His older brother, Christopher, died of a drug overdose in 1991 while Kelly was on the run. His younger brother, Russell, died in 2004 in a car accident in Yellowstone National Park, while Kelly was incarcerated.

Crimes 
Kelly was charged with committing two rapes within a four-day period in Darien, Connecticut, in February 1986.  He was charged first with the rape of a 16-year-old Stamford girl, and then of a teenager in Darien.  In one of the rapes, according to the police, he encountered a girl who lived near him and offered her a ride home from a party.
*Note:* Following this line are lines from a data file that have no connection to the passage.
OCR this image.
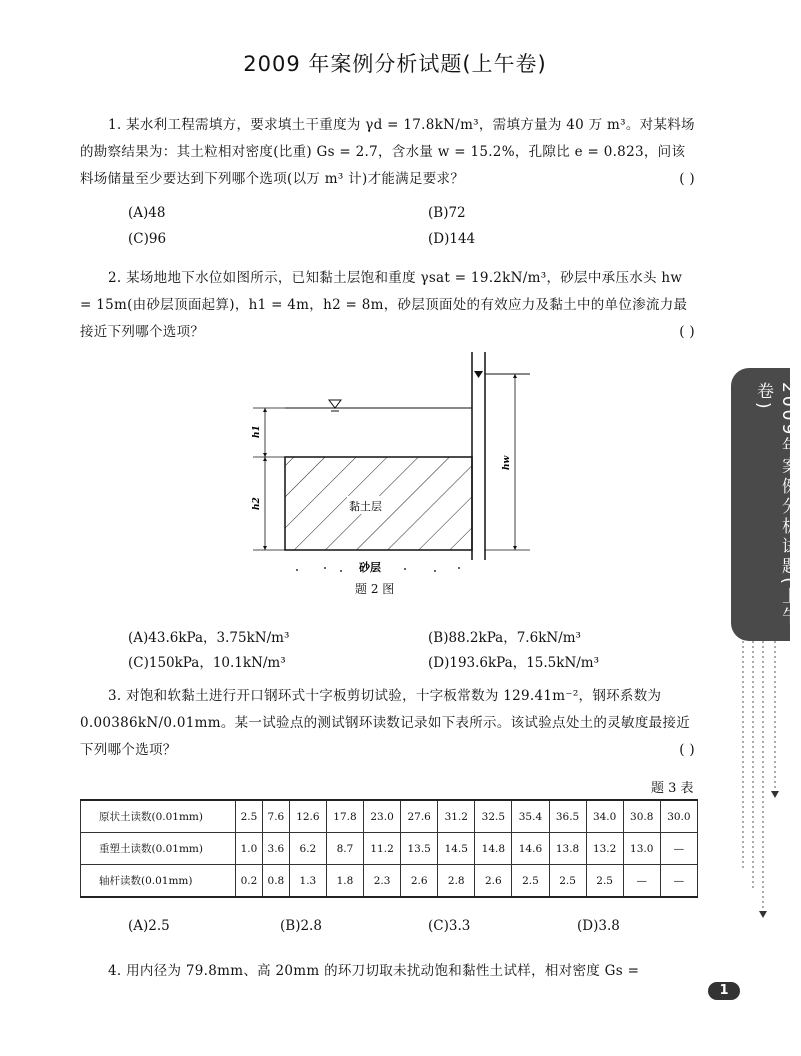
2009 年案例分析试题(上午卷)
1. 某水利工程需填方，要求填土干重度为 γd = 17.8kN/m³，需填方量为 40 万 m³。对某料场的勘察结果为：其土粒相对密度(比重) Gs = 2.7，含水量 w = 15.2%，孔隙比 e = 0.823，问该料场储量至少要达到下列哪个选项(以万 m³ 计)才能满足要求？	( )
(A)48	(B)72
(C)96	(D)144
2. 某场地地下水位如图所示，已知黏土层饱和重度 γsat = 19.2kN/m³，砂层中承压水头 hw = 15m(由砂层顶面起算)，h1 = 4m，h2 = 8m，砂层顶面处的有效应力及黏土中的单位渗流力最接近下列哪个选项？	( )
黏土层
h1
h2
hw
砂层
题 2 图
(A)43.6kPa，3.75kN/m³	(B)88.2kPa，7.6kN/m³
(C)150kPa，10.1kN/m³	(D)193.6kPa，15.5kN/m³
3. 对饱和软黏土进行开口钢环式十字板剪切试验，十字板常数为 129.41m⁻²，钢环系数为 0.00386kN/0.01mm。某一试验点的测试钢环读数记录如下表所示。该试验点处土的灵敏度最接近下列哪个选项？	( )
题 3 表
原状土读数(0.01mm)	2.5	7.6	12.6	17.8	23.0	27.6	31.2	32.5	35.4	36.5	34.0	30.8	30.0
重塑土读数(0.01mm)	1.0	3.6	6.2	8.7	11.2	13.5	14.5	14.8	14.6	13.8	13.2	13.0	—
轴杆读数(0.01mm)	0.2	0.8	1.3	1.8	2.3	2.6	2.8	2.6	2.5	2.5	2.5	—	—
(A)2.5	(B)2.8	(C)3.3	(D)3.8
4. 用内径为 79.8mm、高 20mm 的环刀切取未扰动饱和黏性土试样，相对密度 Gs =
2009年案例分析试题(上午卷)
1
He was later also charged with drug possession and two counts of kidnapping.

In addition to those cases, five other women have told prosecutors and an author that Kelly raped them when he was a teen, although he has never been charged with those attacks.
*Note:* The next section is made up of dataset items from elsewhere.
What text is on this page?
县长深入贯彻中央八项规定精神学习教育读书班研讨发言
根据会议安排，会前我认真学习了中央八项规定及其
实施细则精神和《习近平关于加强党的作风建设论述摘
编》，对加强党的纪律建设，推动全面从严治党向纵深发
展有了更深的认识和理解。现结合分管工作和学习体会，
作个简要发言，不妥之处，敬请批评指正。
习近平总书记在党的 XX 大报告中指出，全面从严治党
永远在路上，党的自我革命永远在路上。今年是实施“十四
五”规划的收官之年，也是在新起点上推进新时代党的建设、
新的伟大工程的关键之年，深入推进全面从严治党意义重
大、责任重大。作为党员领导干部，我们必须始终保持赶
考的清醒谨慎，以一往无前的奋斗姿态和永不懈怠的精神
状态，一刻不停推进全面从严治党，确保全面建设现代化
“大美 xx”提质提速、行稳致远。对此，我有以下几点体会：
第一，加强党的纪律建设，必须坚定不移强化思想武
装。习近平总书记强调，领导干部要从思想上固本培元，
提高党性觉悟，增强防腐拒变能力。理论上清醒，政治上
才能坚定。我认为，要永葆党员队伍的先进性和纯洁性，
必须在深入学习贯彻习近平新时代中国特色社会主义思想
Before his trial was due to begin on February 16, 1987, Kelly fled the United States and spent the next seven years on the run, mostly in Europe.  Kelly's parents allegedly supported him financially during this seven-year period, although they may have been unaware of his exact locations. Law enforcement authorities suspected that the parents had been in contact with their son and, on at least one occasion, raided the parents' house in an attempt to find evidence of Kelly's location or their assistance to him.

In January 1995, the Connecticut State Police discovered photos in the Kelly home of Alex with his parents in Europe the previous year. His parents were charged with obstruction, after which Kelly surrendered in Switzerland.  He was extradited to the United States on rape and kidnapping charges.  Several lesser counts were excluded, as they were not specifically listed in the extradition treaty between the two nations.  
While out on bail, Kelly was allowed by the court to take classes at Norwalk Community College.
Kelly faced two trials in 1997.  After the first was declared a mistrial, the second resulted in his conviction for the first rape and a sentence of 10 years in prison. He pleaded no contest to the second rape and was sentenced to an additional 10 years in prison (sentence to run concurrently with the 10-year sentence).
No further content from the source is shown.